Media analyst Steve Allen says it’s unlikely brands will be paying for true primetime content any time soon — the cost-benefit is unlikely to weigh up — but we will see more paid-for full-length programs on the telly, at times more people are likely to be watching.
“It’s been happening across all media types for nearly a decade, but it’s growing at quite a rate,” he said. “And where they might’ve done this more on subsidiary channels, it’s now starting to come into the mainstream.”
Allen said that where networks were once only interested in getting eyeballs to screens, the changing media landscape means they’re very interested in making revenue however they can. But networks will still only take content in primetime that people will watch, and marketing content will probably never be good enough, Allen said.
“To make entertainment programming that people will watch requires the best possible writing, casting, directing,” he said. “These shows probably will never put those kinds of skills and discipline into what they’re doing, so there’s a limit.
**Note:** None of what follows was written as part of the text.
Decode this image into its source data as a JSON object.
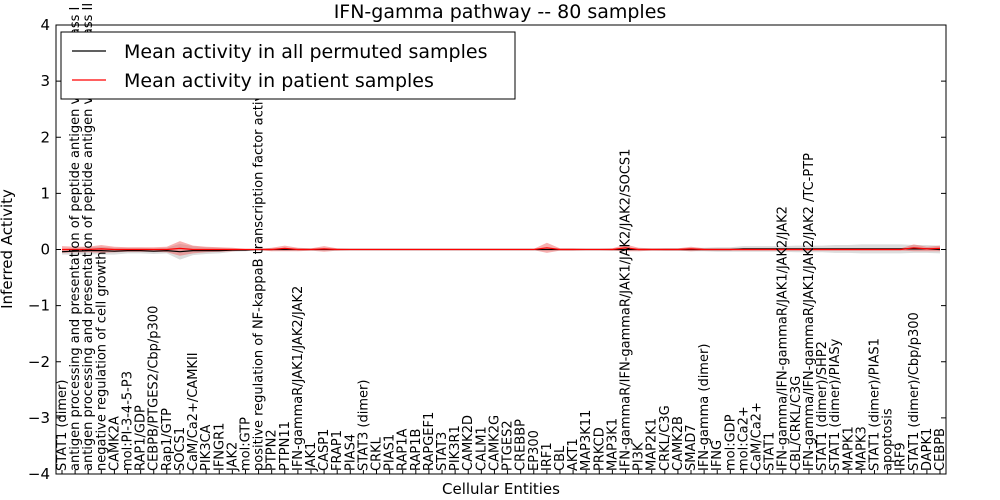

Will we see more? Yes. Will they be better? No.”
Allen said travel programming was a genre that worked well for branded content on TV — it’s aspirational, it’s visual, and it’s a booming industry. Other genres that would work could be business programming, real estate, or motoring content. And, with a split market between people who still watch broadcast TV and those who consume media online, the content works well on social media and websites.
Luxury Escapes general manager Blake Hutchison told Crikey the third season of the program was still working in generating customers and traffic to their website.
“What we expect is that customers will watch the show, head to the website, be inspired and ultimately buy one of the deals,” he said. “We’re not in the TV game to make a profit. We’re in the TV game to offset and drive additional revenue. The show for us enables us to help customers imagine themselves in a destination.”
Each show coincides with deals on the site, featuring the same hotels and destinations that are currently on sale, and illustrated with clips from the show.
The program uses sponsors — Amex and Nikon are featured in the program, while various tourism boards provide support on the ground — but Hutchison said all the content is decided by the editorial team.
Hutchison said he expected more e-commerce brands would be paying for more well-produced entertainment programming, and said travel content and travel retail were intersecting more than they had in the past.
“It’s no longer a publisher’s domain to produce content and no longer a retailer’s domain to retail,” he said. “Travel shows used to be very much oriented around an advertiser. We ran our first two series without a single sponsor, and as a result it creates more honest content because there’s only one entity of concern — without having really high quality editorial or video programming, customers wouldn’t convert.”